The 2011 film Dirty Girl uses the unreleased acoustic version.

In the 2014 film Tammy, "Your Love" is played by the titular character in the opening scene as she drives to work.

The song is adapted by Joe Swanson from Family Guy, in the episode "Encyclopedia Griffin" with Peter Griffin hearing the song's first verse and chorus as Joe's voicemail when he attempts to call him.

The song became an internet meme on various social media platforms in 2021 after Lewis' vocals were compared to the voice of Ed from Ed, Edd n Eddy, voiced by Matt Hill.

It has also been used as incidental music at Athletics home games at Sutter Health Park in 2025.

Since 2015, the New England Patriots have used the song during timeouts in the fourth quarter of close games.
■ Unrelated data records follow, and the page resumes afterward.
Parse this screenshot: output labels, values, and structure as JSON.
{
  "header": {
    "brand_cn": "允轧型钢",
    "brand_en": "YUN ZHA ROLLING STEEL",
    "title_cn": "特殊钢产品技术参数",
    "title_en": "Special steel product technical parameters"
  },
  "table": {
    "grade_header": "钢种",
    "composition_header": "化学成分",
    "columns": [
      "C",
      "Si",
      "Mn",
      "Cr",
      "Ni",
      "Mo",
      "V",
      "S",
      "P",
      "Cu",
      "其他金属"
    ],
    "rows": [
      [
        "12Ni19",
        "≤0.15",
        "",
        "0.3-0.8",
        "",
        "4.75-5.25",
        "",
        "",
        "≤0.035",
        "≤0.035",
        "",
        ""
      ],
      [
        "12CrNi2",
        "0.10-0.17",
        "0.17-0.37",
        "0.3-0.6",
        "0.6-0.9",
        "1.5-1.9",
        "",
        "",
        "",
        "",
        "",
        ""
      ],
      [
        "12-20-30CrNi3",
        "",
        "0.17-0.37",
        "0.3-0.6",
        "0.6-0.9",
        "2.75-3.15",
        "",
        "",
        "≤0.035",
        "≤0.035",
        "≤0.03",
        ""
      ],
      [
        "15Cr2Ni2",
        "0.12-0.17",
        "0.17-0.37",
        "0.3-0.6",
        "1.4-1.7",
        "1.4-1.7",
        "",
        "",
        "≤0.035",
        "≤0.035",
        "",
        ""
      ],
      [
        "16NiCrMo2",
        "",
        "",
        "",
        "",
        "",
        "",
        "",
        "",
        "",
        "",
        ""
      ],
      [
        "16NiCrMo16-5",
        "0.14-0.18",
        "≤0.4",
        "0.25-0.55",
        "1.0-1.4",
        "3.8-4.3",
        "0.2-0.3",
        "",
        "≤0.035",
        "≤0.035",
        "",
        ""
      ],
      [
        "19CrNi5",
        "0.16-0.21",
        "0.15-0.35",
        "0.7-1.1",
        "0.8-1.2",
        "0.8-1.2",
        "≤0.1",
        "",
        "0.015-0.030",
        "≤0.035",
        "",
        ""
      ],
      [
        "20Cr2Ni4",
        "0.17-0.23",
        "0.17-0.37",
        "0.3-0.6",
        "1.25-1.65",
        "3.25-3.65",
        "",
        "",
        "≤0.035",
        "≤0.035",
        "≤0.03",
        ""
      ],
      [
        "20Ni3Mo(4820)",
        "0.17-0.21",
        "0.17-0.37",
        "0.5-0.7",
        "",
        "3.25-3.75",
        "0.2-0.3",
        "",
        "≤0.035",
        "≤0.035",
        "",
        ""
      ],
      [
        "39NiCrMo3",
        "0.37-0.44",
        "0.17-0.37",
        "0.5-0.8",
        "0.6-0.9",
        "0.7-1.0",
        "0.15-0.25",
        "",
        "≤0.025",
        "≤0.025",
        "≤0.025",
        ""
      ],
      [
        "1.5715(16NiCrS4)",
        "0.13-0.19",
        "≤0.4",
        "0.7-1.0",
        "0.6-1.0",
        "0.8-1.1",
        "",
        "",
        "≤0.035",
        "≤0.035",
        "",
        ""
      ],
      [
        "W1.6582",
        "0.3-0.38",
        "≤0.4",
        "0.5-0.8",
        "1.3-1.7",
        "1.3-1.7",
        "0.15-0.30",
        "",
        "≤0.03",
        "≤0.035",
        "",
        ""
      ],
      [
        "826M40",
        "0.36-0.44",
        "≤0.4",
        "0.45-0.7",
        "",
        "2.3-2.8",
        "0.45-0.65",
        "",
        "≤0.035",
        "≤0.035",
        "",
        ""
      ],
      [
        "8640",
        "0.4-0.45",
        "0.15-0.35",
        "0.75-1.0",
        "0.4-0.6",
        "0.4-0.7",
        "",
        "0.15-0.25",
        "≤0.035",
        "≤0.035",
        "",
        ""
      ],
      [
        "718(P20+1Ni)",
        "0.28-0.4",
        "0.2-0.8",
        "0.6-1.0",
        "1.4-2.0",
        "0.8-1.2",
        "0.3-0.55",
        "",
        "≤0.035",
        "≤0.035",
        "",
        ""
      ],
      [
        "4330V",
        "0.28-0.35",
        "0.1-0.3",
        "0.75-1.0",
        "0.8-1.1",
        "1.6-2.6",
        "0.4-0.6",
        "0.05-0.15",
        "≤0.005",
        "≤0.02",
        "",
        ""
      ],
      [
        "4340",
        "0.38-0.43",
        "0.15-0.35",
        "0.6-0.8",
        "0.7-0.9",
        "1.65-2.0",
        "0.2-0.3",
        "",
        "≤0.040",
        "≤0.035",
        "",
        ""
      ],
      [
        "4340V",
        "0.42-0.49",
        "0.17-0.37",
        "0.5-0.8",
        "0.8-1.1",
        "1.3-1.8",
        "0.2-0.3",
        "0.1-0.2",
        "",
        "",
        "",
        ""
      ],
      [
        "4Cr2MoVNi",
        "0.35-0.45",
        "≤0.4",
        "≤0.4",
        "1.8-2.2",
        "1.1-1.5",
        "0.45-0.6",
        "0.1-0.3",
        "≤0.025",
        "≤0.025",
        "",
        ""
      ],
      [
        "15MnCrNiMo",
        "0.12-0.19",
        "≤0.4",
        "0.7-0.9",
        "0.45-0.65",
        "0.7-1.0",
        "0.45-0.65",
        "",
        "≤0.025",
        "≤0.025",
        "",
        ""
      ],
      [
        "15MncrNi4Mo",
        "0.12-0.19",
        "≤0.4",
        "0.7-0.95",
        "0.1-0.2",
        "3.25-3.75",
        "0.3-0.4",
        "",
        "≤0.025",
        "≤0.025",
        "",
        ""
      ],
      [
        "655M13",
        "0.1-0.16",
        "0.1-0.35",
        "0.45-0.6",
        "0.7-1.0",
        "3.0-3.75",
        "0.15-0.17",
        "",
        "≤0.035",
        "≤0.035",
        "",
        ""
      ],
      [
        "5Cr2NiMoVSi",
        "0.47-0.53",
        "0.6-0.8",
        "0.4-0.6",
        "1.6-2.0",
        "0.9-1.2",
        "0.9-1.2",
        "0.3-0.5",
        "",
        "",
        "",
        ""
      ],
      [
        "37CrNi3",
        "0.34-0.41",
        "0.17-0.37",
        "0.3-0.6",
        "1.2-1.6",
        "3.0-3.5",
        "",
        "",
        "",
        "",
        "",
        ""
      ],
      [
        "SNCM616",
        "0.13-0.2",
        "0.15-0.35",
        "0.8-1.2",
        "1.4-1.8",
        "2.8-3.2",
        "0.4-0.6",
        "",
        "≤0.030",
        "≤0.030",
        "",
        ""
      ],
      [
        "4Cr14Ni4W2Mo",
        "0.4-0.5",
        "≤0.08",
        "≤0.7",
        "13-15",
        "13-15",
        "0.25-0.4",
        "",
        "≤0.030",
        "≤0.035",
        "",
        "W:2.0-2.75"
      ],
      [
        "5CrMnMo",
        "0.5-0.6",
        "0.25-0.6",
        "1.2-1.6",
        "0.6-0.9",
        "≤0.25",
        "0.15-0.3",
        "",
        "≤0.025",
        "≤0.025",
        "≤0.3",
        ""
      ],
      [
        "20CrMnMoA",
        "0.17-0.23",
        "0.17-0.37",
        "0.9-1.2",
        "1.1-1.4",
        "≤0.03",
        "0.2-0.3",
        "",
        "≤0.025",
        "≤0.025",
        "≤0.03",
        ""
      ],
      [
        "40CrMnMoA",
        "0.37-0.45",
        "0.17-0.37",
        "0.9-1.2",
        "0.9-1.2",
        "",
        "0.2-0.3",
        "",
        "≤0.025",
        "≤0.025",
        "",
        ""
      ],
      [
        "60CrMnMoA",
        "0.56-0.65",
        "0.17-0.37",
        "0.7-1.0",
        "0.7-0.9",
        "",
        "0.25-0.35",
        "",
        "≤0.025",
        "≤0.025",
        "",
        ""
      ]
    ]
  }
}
The tradition started in 2015 when the Patriots were playing the Baltimore Ravens in an NFL Divisional Playoff Game. The Patriots led by four late in the fourth quarter when the Ravens faced a fourth down to keep the game alive. The Ravens called a timeout first, and the song played over the loudspeaker. During the time-out, the fans started singing the chorus so loud it could be heard on the television broadcast. After the Ravens' timeout ended, the Patriots also called a timeout, and the song played on the loudspeaker again, with the fans singing the chorus, and again it was loud enough to be heard on the television broadcast. The Patriots went on to win that game and that year's Super Bowl.